29 de set de 2014

Marina diz que vai mexer na CLT para aumentar terceirização














A candidata do PSB à presidência da República, que foi a última presidenciável a participar da série de sabatinas feitas pelo Bom Dia Brasil, da Rede Globo, defendeu a política de precarização do trabalho implantada pelo governo FHC, por meio da terceirização. Ela disse que é preciso fazer a “atualização” para manter o que foi preconizado pelo governo tucano.

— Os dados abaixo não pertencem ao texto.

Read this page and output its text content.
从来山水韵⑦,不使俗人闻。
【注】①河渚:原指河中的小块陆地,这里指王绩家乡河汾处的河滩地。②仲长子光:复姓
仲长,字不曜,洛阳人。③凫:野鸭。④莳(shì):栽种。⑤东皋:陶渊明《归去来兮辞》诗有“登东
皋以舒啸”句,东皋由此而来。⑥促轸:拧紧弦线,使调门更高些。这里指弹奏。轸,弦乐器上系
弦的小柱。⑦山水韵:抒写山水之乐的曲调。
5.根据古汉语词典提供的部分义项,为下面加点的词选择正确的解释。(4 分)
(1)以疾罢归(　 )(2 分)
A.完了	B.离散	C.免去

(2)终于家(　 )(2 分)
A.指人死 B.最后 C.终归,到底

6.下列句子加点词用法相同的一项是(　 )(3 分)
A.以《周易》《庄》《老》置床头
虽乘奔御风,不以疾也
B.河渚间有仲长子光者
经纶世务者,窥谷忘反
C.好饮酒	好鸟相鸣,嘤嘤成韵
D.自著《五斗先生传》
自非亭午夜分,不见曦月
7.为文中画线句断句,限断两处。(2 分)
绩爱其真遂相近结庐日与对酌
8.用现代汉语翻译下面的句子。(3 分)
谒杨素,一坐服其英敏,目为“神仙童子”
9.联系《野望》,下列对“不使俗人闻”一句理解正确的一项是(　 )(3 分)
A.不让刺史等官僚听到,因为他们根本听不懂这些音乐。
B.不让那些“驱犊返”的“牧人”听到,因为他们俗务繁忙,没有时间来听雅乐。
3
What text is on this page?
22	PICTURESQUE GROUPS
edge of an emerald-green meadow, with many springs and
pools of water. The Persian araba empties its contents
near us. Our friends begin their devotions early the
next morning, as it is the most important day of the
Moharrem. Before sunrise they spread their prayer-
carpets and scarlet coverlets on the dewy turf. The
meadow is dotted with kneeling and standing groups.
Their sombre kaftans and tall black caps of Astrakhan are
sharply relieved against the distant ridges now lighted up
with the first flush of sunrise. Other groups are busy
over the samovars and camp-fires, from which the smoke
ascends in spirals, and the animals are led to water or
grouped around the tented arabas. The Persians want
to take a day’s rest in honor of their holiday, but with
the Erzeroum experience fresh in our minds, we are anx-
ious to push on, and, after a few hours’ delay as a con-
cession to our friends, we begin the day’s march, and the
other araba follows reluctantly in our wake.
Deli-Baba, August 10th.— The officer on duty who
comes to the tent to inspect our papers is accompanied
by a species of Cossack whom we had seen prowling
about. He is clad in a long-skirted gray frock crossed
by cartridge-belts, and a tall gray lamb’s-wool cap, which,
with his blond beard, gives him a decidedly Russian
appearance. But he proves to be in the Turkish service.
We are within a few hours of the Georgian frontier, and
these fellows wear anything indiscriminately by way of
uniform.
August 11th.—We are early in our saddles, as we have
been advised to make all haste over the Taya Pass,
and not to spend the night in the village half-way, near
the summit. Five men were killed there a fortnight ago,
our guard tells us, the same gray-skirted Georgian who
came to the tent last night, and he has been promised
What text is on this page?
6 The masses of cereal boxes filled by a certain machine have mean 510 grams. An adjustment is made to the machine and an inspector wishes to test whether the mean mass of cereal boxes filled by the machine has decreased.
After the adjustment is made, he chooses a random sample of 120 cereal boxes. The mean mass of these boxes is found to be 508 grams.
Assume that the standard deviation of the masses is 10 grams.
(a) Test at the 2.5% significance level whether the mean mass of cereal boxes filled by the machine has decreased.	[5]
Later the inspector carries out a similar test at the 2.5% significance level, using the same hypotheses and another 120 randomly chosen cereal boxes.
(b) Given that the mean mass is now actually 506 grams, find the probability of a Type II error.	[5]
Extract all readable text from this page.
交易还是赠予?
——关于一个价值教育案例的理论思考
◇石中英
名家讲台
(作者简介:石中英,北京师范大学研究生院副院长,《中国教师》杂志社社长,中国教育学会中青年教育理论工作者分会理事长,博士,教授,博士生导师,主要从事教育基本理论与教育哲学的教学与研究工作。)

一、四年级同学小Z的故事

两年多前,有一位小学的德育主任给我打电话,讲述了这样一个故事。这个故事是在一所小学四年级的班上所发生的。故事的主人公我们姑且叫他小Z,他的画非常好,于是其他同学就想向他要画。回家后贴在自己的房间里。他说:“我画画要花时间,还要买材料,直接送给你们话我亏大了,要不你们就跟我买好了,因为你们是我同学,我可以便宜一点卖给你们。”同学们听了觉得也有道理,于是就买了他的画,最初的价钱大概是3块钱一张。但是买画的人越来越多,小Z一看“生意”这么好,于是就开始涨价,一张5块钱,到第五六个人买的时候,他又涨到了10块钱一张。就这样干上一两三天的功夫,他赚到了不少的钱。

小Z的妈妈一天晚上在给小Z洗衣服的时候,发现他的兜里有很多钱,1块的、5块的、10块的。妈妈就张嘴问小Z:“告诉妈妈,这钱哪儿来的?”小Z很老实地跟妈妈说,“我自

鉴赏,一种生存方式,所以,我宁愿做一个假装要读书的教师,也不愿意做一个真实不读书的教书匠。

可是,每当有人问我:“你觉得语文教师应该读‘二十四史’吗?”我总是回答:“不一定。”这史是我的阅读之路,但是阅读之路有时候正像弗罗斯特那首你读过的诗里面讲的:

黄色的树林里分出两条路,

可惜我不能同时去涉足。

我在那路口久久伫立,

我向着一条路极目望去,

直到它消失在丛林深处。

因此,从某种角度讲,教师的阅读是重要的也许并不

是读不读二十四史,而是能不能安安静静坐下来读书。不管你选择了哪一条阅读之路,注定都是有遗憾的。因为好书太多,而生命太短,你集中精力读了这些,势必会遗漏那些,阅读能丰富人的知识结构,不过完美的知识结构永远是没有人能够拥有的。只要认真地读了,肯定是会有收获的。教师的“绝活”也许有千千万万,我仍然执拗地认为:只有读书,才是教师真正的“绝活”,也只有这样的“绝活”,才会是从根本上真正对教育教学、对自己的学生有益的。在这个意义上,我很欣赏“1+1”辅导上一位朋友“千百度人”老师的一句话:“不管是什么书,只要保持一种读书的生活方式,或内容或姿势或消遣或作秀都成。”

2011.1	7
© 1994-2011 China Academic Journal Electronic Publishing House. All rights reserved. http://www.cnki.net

A ideia de Marina garantir o que chama de “segurança jurídica” dos terceirizados.

A jornalista Miriam Leitão, que junto com Chico Pinheiro e Ana Paula Araújo fizeram a entrevista com a candidata, disse que a CLT “tem coisas velhas que precisam ser atualizadas, além dessa questão da terceirização” e Marina floreou, mas endossou a afirmação da jornalista. “Nós queremos fazer uma atualização para que direitos possam ser ampliados”, disse.

A candidata voltou a defender a política econômica do PSDB, dizendo que vinha dando certo desde o governo de Itamar Franco, passando pelas gestões de Fernando Henrique Cardoso e que no governo Lula também foi bem. Mas, segundo ela, a candidata à reeleição Dilma Rousseff interrompeu e “se aventurou”.

Disse tudo isso para defender o sistema financeiro afirmando que o país tem “baixa credibilidade” e “pouco investimento”, afastando o rentismo. Vale ressaltar que os bancos são os principais financiadores da campanha de Marina que conta, inclusive, com a banqueira Neca Setubal, herdeira do Itaú, como coordenadora de seu plano de governo.

Marina disse ter compromisso com o chamado “tripé econômico”, receita criada pelo capital internacional que combina responsabilidade fiscal, câmbio flutuante e regime de metas de inflação, em detrimento dos investimentos públicos.

“Nós temos um compromisso de que nós não vamos elevar o gasto público acima do crescimento do PIB”, disse Marina argumentando que Dilma “gasta de forma ineficiente”.

Apesar de dizer que é preciso reduzir gastos, Marina propõe a criação de um “conselho de responsabilidade fiscal” para acompanhar as contas do governo. Miriam Leitão lembrou que já existe um órgão fiscalizador que é o Tribunal de Contas da União (TCU), mas a candidata refutou dizendo que o papel do conselho vai ser complementar ao do TCU.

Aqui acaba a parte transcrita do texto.